El viento de otoño es de un grosor mayor. Viene grandioso y redondo como los cúmulos. Se eleva por las paredes de la claridad y se tiñe con los timbres de todas las tristezas. Luego se hace azul, transparente, levanta las hojas del suelo y se va él solo más allá, por donde nace constante el invierno.
Es el único localismo aplicable a los fenómenos como el viento o la luz, el de las estaciones, marcado por los declives y distancias del sol con la tierra.
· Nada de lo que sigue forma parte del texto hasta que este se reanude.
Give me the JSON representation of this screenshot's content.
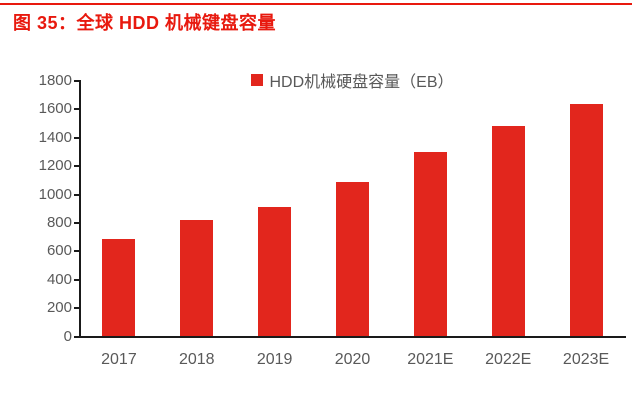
{
  "page": {
    "title": "图 35：全球 HDD 机械键盘容量"
  },
  "colors": {
    "title_red": "#e8190e",
    "bar_red": "#e2261d",
    "axis_text": "#595959",
    "axis_line": "#1a1a1a"
  },
  "chart_data": {
    "type": "bar",
    "title": "图 35：全球 HDD 机械键盘容量",
    "legend": [
      "HDD机械硬盘容量（EB）"
    ],
    "categories": [
      "2017",
      "2018",
      "2019",
      "2020",
      "2021E",
      "2022E",
      "2023E"
    ],
    "values": [
      690,
      820,
      910,
      1090,
      1300,
      1480,
      1640
    ],
    "xlabel": "",
    "ylabel": "",
    "ylim": [
      0,
      1800
    ],
    "ytick_step": 200,
    "grid": false,
    "legend_position": "top-center"
  }
}
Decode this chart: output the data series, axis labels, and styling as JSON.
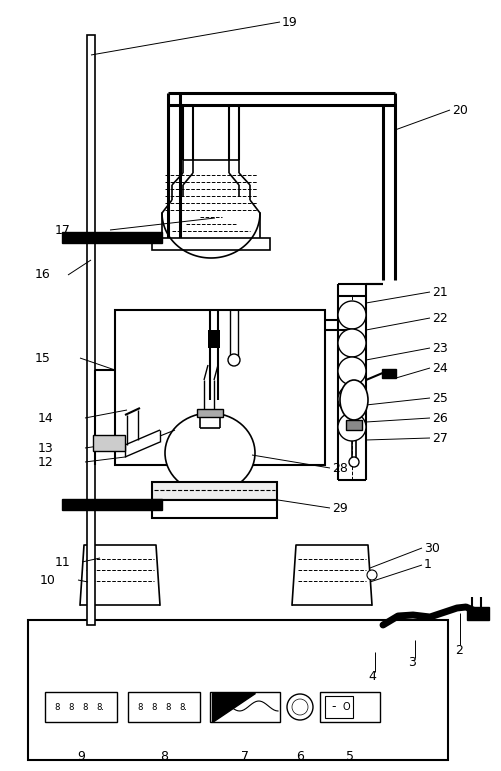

Estaba yo el otro día tumbado en una tarde en El Pedroso, en las estribaciones de la Sierra Morena sevillana, bebiéndome el intenso azul del cielo, y pensé en lo idiota que uno es cuando pregona la luz de las Islas, o la del Mediterráneo.
Era tan intenso que continué abrigándome con aquel azul, que mis ojos no podían terminar de repasar. En el pueblo, silencioso, limpio y bruñido, no habrá poeta que teorice sobre la luz de las serranías, como nosotros hicimos alguna vez con las insularidades.
Es como el mar. Que es mismo en cualquier parte. En invierno, nítido y denso, mayor de edad.
Viento de otoño, has dejado de jugar con las cañas. Tienes para ti toda la hojarasca.